There is a low-key, somewhat sparse feel to The Passenger, director Carter Smith’s (The Ruins, Midnight Kiss) engaging and thought-provoking hostage thriller. With Blumhouse behind this film, one might expect equal amounts of grit and action. There’s plenty of the former, less of the latter. The script, penned by Jack Stanley (Lou), delivers a major blow in the film’s first 20 minutes, then eases back, becoming a hostage thriller that slowly builds to its final moments, offering plenty of twists in between.
Kyle Gallner and Johnny Berchtold headline the film playing two characters dealing with past traumas in different ways. Gallner is Benson, a tightly wound burger shack employee who loses it one morning. The ripple effects of his actions send the film into deeply disturbing psychological waters where these two very different characters ultimately must both confront their troubling pasts.
It’s High Stakes All the Way
Director Carter Smith establishes the tension early on in The Passenger. Randy (Berchtold) arrives at the burger joint he works at. He gets pulled aside by the manager who suggests Randy could nab a manager spot at another store. Randy is intrigued. He’s a shy fella, perhaps too attached to his mother. He’s not all that in sync with his coworkers, either. Chris (Matthew Laureano) is a toxic alpha male prone to bullying. Coworker Jess (Jordan Sherley) loves to flirt with Chris. Then there’s Benson, off to the side, mopping the floors.
It’s just another typical morning before opening, until Chris’ bullying goes a bit too far. Something about Chris’s interchange with Randy triggers Benson, who calmly sets about remedying the situation. A triple murder later — bloody, gruesome, very Blumhouse — and Benson spares Randy’s life, opting to take him hostage to nowhere.
It’s here where Joe Stanley’s script weaves in an intense underlayer to the story as Benson begins grilling Randy about his life. Meanwhile, Randy, emotionally frail, succumbs to another kind of bully, feeling powerless. It’s a feeling he’s grown used to, and as this offbeat road trip rolls along, it’s Benson that insists Randy deal with some of his past traumas, the most significant of which centers around a horrible accident that involved his teacher when he was in grade school. Randy isn’t all that into this brand of turbo therapy, but with a gun pointing at him and Benson barking out orders, he succumbs.

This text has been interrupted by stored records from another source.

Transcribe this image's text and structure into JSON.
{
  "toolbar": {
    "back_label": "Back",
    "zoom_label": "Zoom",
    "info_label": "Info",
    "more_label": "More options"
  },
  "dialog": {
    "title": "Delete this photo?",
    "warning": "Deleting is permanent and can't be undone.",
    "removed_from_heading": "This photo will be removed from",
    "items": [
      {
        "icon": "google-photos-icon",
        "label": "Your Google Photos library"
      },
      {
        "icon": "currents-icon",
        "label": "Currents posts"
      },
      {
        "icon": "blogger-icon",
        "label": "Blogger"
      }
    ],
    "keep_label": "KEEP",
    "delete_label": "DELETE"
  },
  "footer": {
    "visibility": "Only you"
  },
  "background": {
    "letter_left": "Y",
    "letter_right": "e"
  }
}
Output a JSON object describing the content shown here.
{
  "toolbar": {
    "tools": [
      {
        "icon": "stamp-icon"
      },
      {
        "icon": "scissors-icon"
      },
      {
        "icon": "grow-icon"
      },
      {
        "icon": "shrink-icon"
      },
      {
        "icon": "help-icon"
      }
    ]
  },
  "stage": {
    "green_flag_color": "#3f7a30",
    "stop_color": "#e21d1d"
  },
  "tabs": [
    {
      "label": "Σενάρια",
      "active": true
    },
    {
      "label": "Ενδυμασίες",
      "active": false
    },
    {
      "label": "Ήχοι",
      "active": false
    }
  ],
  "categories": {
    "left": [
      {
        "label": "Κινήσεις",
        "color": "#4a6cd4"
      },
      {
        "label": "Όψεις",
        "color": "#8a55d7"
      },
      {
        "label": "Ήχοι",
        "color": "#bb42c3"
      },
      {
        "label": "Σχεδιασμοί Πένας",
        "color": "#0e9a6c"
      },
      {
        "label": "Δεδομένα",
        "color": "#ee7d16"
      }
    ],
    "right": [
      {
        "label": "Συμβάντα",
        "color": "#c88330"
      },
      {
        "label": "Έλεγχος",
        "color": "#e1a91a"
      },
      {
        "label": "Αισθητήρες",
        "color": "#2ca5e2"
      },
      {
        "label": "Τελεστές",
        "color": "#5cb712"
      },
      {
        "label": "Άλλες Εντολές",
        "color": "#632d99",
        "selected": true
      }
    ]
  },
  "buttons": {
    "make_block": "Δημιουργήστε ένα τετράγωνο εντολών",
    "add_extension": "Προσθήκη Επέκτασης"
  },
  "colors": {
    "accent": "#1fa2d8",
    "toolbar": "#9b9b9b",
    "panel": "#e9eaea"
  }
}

The Actors Drive The Passenger
The Passenger pivots when Benson and Randy return to Randy’s grade school in an attempt to find Randy’s former teacher. There is a required suspension of logic that follows as to how they get the teacher’s address — and on a Saturday morning no less — but this sojourn takes yet another dark turn when Benson cannot control his anger. What ultimately follows delivers another tragedy and sets the film venturing off to its second half, where Randy, feeling as if he has no leverage, must find the courage he’s so long to have.
Lisa Weil (The Cleaning Lady, How To Get Away With Murder) arrives more than midway through the film, playing Randy’s former teacher, Miss Beard. It’s here Randy shakily confronts one of the biggest traumas of his childhood. But even in doing so, Benson isn’t all that satisfied. Randy is doing everything Benson ought to be doing. Maybe that realization fuels Benson’s inner fire all the more.
Performance wise, director Carter Smith’s film is in great hands. Kyle Gallner broods well; you forget the actor knows how to smile. In watching The Passenger, it’s clear that he’s on the path to landing an Oscar someday. From Smile to Scream 5 to the recent indie film, Mother, May I?, Gallner effective captures the gritty depths of unresolved grief and trauma. Johnny Berchtold delivers a fine turn as timid Randy. You may have caught this fine actor in supporting roles in Gaslit and Tiny Beautiful Things. He’s exceptional here, and with a relatable presence.
As for the film’s final 15 minutes, it ultimately becomes a desperate grasp for control between Benson, Randy, and, in some ways, Miss Beard. What ultimately becomes fascinating to watch — aside from how well this director establishes great tension throughout — is how each of these characters dealt with their past trauma. It’s a clever creative kaleidoscope to spin around in. So, stay buckled in. The Passenger takes you on an unpredictable thrill ride.
The Passenger will be available on digital and on demand Aug. 4, and will hit MGM+ later this year.